John sourit en repensant à leur première rencontre. Ok, la chemise Paul Smith l'avait échappé belle. Il était revenu dans le salon lorsqu'il entendit les pas de quelqu'un dans l'escalier. Quelqu'un qui avait l'air bigrement pressé.

- SHERLOCK ! Cria Greg en entrant dans l'appartement. Sherlock, j'ai besoin de vous. MAINTENANT.

- Oh, vraiment, et à quoi dois-je cet empressement soudain pour ma présence Inspecteur ?

- C'est Dodd, Michael Dodd. Il a été retrouvé.

- Dodd ? Demanda John. Qui est-ce -

- Mort, le coupa Sherlock.

- Mort, oui. Exsangue ! Complètement vidé de son sang le pauvre type. Et avant que vous ne me le demandiez, oui, nous avons aussi Ferguson.

- Ferguson ? Intervint une nouvelle fois John. Le docteur Ferguson l'ailier droit de St Bart's ?

- … ou plus exactement, continua Greg comme s'il n'avait pas entendu John, l'hôpital l'a. Il a été hospitalisé en urgence, trop tôt pour savoir s'il va s'en sortir. Il a lui aussi été vidé de son sang. Pas de traces d'infraction. Fenêtres closes. Pas une goutte de sang par terre ou … ou nulle part ailleurs. Un vrai casse-tête, grogna Greg en se grattant la base du cou. Je vois d'ici les gros titres de la presse à scandale : un vampire à Londres ! Bon alors, vous venez ? »

A suivre …

(1) Non m'sieur dame, la merlette n'est pas la femelle du merle, c'est une figure héraldique. La merlette représente un étrange petit oiseau de profil, sans bec ni patte, utilisé le plus souvent en nombre. Le royaume du Sussex où se déroule l'action de cette fic' (et de la nouvelle d'ACD) est parfois représentée par un blason de six merlettes d'or sur fond azur. Mais j'ai aussi choisi ce titre en raison de la signification symbolique des merlettes en art héraldique. Il y a plusieurs interprétations. Selon quelques auteurs, elles signifient les ennemis vaincus et défaits (si elles sont de gueules, elles représentent l'ennemi tué sur le champ de bataille si elles sont de sable, elles représentent l'ennemi dans la captivité). Selon d'autres, elles désignent les croisades (leur bec et leurs pattes coupées marquent les blessures qu'on y a reçues). « Croisades », ennemis vaincus … exactement ce que vont vivre nos héros préférés !

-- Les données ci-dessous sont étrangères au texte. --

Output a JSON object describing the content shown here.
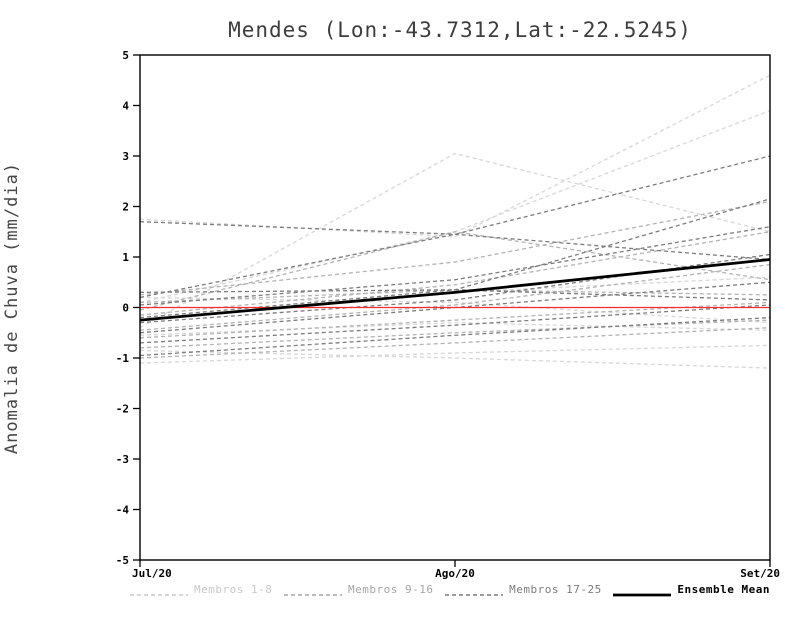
{
  "title": "Mendes (Lon:-43.7312,Lat:-22.5245)",
  "chart_data": {
    "type": "line",
    "title": "Mendes (Lon:-43.7312,Lat:-22.5245)",
    "x": [
      "Jul/20",
      "Ago/20",
      "Set/20"
    ],
    "ylabel": "Anomalia de Chuva (mm/dia)",
    "ylim": [
      -5,
      5
    ],
    "yticks": [
      -5,
      -4,
      -3,
      -2,
      -1,
      0,
      1,
      2,
      3,
      4,
      5
    ],
    "grid": false,
    "legend_position": "bottom",
    "reference_line": {
      "name": "zero-anomaly-line",
      "color": "#ff2a2a",
      "style": "solid",
      "values": [
        0,
        0,
        0
      ]
    },
    "ensemble_mean": {
      "name": "Ensemble Mean",
      "color": "#000000",
      "style": "solid",
      "values": [
        -0.25,
        0.3,
        0.95
      ]
    },
    "groups": [
      {
        "name": "Membros 1-8",
        "color": "#d7d7d7",
        "style": "dashed",
        "members": [
          [
            1.75,
            1.4,
            4.6
          ],
          [
            -0.4,
            3.05,
            1.5
          ],
          [
            0.1,
            1.5,
            3.9
          ],
          [
            -1.1,
            -0.9,
            -0.75
          ],
          [
            -0.85,
            -1.0,
            -1.2
          ],
          [
            -0.55,
            -0.3,
            -0.45
          ],
          [
            0.2,
            0.1,
            -0.3
          ],
          [
            -0.25,
            0.3,
            0.6
          ]
        ]
      },
      {
        "name": "Membros 9-16",
        "color": "#b3b3b3",
        "style": "dashed",
        "members": [
          [
            0.25,
            0.9,
            2.1
          ],
          [
            -0.15,
            0.45,
            1.5
          ],
          [
            -0.45,
            0.05,
            0.85
          ],
          [
            0.1,
            0.35,
            0.25
          ],
          [
            -0.6,
            -0.25,
            0.1
          ],
          [
            -0.8,
            -0.5,
            -0.25
          ],
          [
            -0.05,
            1.5,
            0.55
          ],
          [
            -1.0,
            -0.7,
            -0.4
          ]
        ]
      },
      {
        "name": "Membros 17-25",
        "color": "#7c7c7c",
        "style": "dashed",
        "members": [
          [
            0.2,
            1.45,
            3.0
          ],
          [
            -0.2,
            0.35,
            2.15
          ],
          [
            1.7,
            1.45,
            0.95
          ],
          [
            0.05,
            0.55,
            1.6
          ],
          [
            -0.3,
            0.15,
            1.05
          ],
          [
            -0.5,
            0.0,
            0.5
          ],
          [
            0.3,
            0.35,
            0.15
          ],
          [
            -0.7,
            -0.35,
            0.05
          ],
          [
            -0.95,
            -0.55,
            -0.2
          ]
        ]
      }
    ],
    "legend": [
      {
        "label": "Membros 1-8",
        "color": "#c9c9c9",
        "style": "dashed"
      },
      {
        "label": "Membros 9-16",
        "color": "#a6a6a6",
        "style": "dashed"
      },
      {
        "label": "Membros 17-25",
        "color": "#7c7c7c",
        "style": "dashed"
      },
      {
        "label": "Ensemble Mean",
        "color": "#000000",
        "style": "solid"
      }
    ]
  }
}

(2) Rober Ferguson, négociant en thé et ancien camarade de Rugby du docteur Watson, vient consulter Sherlock Holmes sur l'étrange drame familial qui le touche. Sa seconde femme, une péruvienne, a été surprise en train de mordre le cou de son fils, encore tout bébé. Elle a aussi battu sauvagement son fils ainé, âgé de quinze ans et né d'un premier mariage, Jack. Se pourrait-il qu'il abrite sous son toit un vampire ? Vous trouverez la nouvelle ici : http(point de suspension)(double slash)(trois w)(point)diogene(point)ch(slash)IMG(slash)pdf(slas h)conan(tiret du 8)doyle(tiret du 8)vampire(tiret du 8)du(tiret du 8)sussex(tiret du 8)im(point)pdf.

(3) On prête en effet à Winston Churchill la petite phrase suivante : « Le secret de ma longévité ? Des cigares, du whisky et pas de sport ». Il est mort à l'âge avancé de 91 ans mais d'une crise cardiaque, difficile de savoir s'il faut le prendre comme exemple.

(4) Si j'en crois wikipédia : « La pharmacologie est une discipline scientifique du vivant, subdivision de la biologie, qui étudie les mécanismes d'interactions entre une substance active et l'organisme dans lequel il évolue ».

(5) Le mariage « gay » a été légalisé le 17 juillet dernier en Grande Bretagne (très exactement pour l'Angleterre et le Pays de Galle) mais ne devrait être « opérationnel » qu'en 2014.